First, you'll want to make sure that the hole or crack you are filling is clean with smooth edges. For repairs in stonework, this might mean using a can of compressed air or a small paintbrush to get out any small bits of rubble. For drywall, you can use a putty knife to chip away any parts of the hole that are sticking out from the wall. You can also use sandpaper in either situation to remove loose debris.

Once the surface is prepared, it's time to apply the spackle. Do so by getting a bit of compound on the edge of a putty knife and pressing it into the crack or hole at a 45-degree angle. You'll want to work in a feathering motion, making sure to get enough compound into the damaged area but not too much around the edges. Excess spackle can be scraped off the wall using your putty knife at a 90-degree angle.

Then, it's time to let the spackle dry. There are some brands of spackle that will change color to let you know when the compound is dry, but failing that, follow the package directions for the correct amount of time to wait.

Once the patch is dry, you might need to reapply another coat, as it may have fallen into the crack or hole as it dried. If so, add what you need using the same technique detailed above and wait for the appropriate drying time.

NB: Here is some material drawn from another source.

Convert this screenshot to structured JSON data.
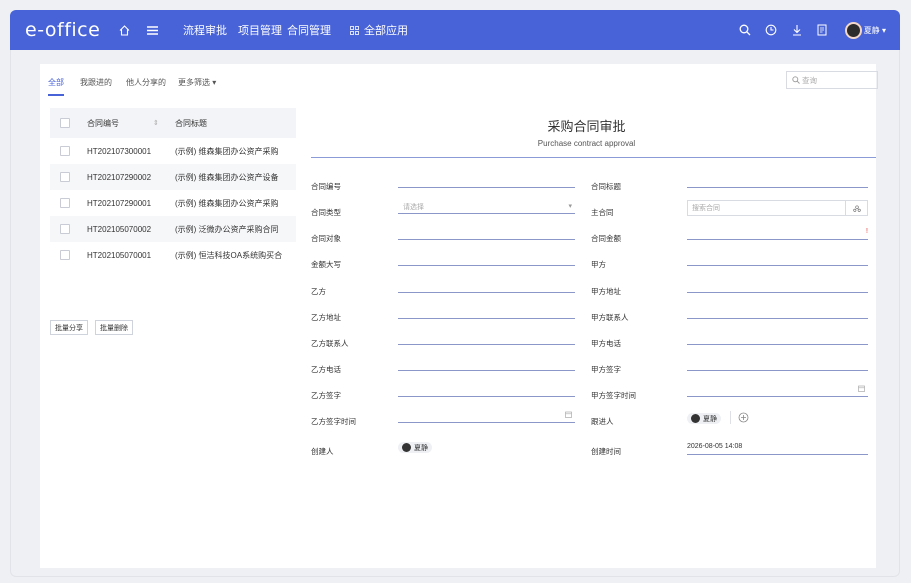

Once the spackle is dry, use a fine-grit sandpaper to sand the entire surface until any "proud" areas of the spackle are lowered and made even with the rest of the wall. Use a slightly damp cloth to wipe the area. Let dry, and then paint using the same paint that was originally used for the wall for a nearly invisible patch job.

Spackle Success

Now that you know a little more about spackle, you may wonder how you ever lived without it. It's always a good idea to keep some all-purpose spackle around to deal with those pesky holes left behind when you remove a piece of art from the wall, or when you ding the wall with a chair that's pushed back too enthusiastically. Happy spackling!